Tissue blocks of 1 mm were fixed in 4% glutaraldehyde in 0.1 M phosphate buffer and post-fixed with 1% osmium tetroxide for 2 to 4 hours. En bloc staining was performed with aqueous uranyl acetate for 1 hour, followed by dehydration and embedding with 100% resin in beam capsule. The tissue blocks were cut into 0.5–1.0 µm thick sections and stained with toluidine blue before proceeding to ultrathin sectioning (70 nm).
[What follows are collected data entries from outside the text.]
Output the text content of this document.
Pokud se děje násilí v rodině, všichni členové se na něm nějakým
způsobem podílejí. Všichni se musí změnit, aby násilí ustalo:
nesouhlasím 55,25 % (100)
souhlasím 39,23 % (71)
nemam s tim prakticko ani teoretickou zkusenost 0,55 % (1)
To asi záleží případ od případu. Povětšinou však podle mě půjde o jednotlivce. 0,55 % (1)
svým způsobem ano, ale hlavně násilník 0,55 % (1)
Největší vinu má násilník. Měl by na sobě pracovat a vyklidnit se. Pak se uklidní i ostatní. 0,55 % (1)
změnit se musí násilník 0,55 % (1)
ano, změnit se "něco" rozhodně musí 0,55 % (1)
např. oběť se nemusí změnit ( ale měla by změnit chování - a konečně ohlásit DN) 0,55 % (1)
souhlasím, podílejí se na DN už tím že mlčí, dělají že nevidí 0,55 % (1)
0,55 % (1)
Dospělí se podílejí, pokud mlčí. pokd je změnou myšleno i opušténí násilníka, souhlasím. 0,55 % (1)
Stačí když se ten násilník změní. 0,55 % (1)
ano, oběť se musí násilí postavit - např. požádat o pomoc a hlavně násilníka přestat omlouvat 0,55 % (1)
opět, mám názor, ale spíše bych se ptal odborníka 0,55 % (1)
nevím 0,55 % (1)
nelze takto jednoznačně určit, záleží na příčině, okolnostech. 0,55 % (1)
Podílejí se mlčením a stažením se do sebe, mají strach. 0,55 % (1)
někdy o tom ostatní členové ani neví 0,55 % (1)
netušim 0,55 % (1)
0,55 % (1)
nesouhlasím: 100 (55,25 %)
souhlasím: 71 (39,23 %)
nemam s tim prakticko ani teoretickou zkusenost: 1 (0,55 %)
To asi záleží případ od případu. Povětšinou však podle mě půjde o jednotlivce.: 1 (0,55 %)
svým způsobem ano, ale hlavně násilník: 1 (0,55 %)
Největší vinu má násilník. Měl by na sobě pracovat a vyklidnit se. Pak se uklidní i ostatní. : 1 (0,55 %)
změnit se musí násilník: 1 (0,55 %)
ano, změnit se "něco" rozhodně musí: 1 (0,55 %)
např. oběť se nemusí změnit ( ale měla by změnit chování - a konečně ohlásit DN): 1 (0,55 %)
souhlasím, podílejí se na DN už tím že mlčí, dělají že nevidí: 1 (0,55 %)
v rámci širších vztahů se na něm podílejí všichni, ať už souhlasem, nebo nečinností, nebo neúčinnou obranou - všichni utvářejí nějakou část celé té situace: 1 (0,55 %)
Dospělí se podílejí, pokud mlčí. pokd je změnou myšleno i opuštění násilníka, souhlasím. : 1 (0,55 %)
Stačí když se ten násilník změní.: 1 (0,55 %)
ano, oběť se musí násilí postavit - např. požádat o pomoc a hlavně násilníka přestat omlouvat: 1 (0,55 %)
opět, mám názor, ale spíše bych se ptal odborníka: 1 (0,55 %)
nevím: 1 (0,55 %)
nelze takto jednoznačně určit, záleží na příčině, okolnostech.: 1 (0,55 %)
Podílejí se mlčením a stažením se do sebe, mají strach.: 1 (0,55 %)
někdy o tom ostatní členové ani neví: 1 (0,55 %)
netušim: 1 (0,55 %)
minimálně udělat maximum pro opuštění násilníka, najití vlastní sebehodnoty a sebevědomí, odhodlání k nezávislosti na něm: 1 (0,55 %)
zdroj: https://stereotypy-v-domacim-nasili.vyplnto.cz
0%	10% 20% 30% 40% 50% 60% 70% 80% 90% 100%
The sections on the grid were impregnated with uranyl acetate and lead citrate and viewed under a transmission electron microscope (FEI Tecnai G2 Spirit Biotwin, USA).

Statistical analysis

For multiple group comparison, statistical analysis was performed by using one-way ANOVA followed by post-hoc Tukey, while, for comparison between two groups, Student t-test was carried out by using Graph Pad Prism version 6.0. P values < 0.05 were considered statistically significant. All quantitative data values for in vitro studies were obtained from triplicates (N = 3) while six replicates (N = 6) were used for in vivo studies. All values are expressed as the means ± standard deviations (SD).

Data availability

All data generated or analyzed during this study are included in this published article.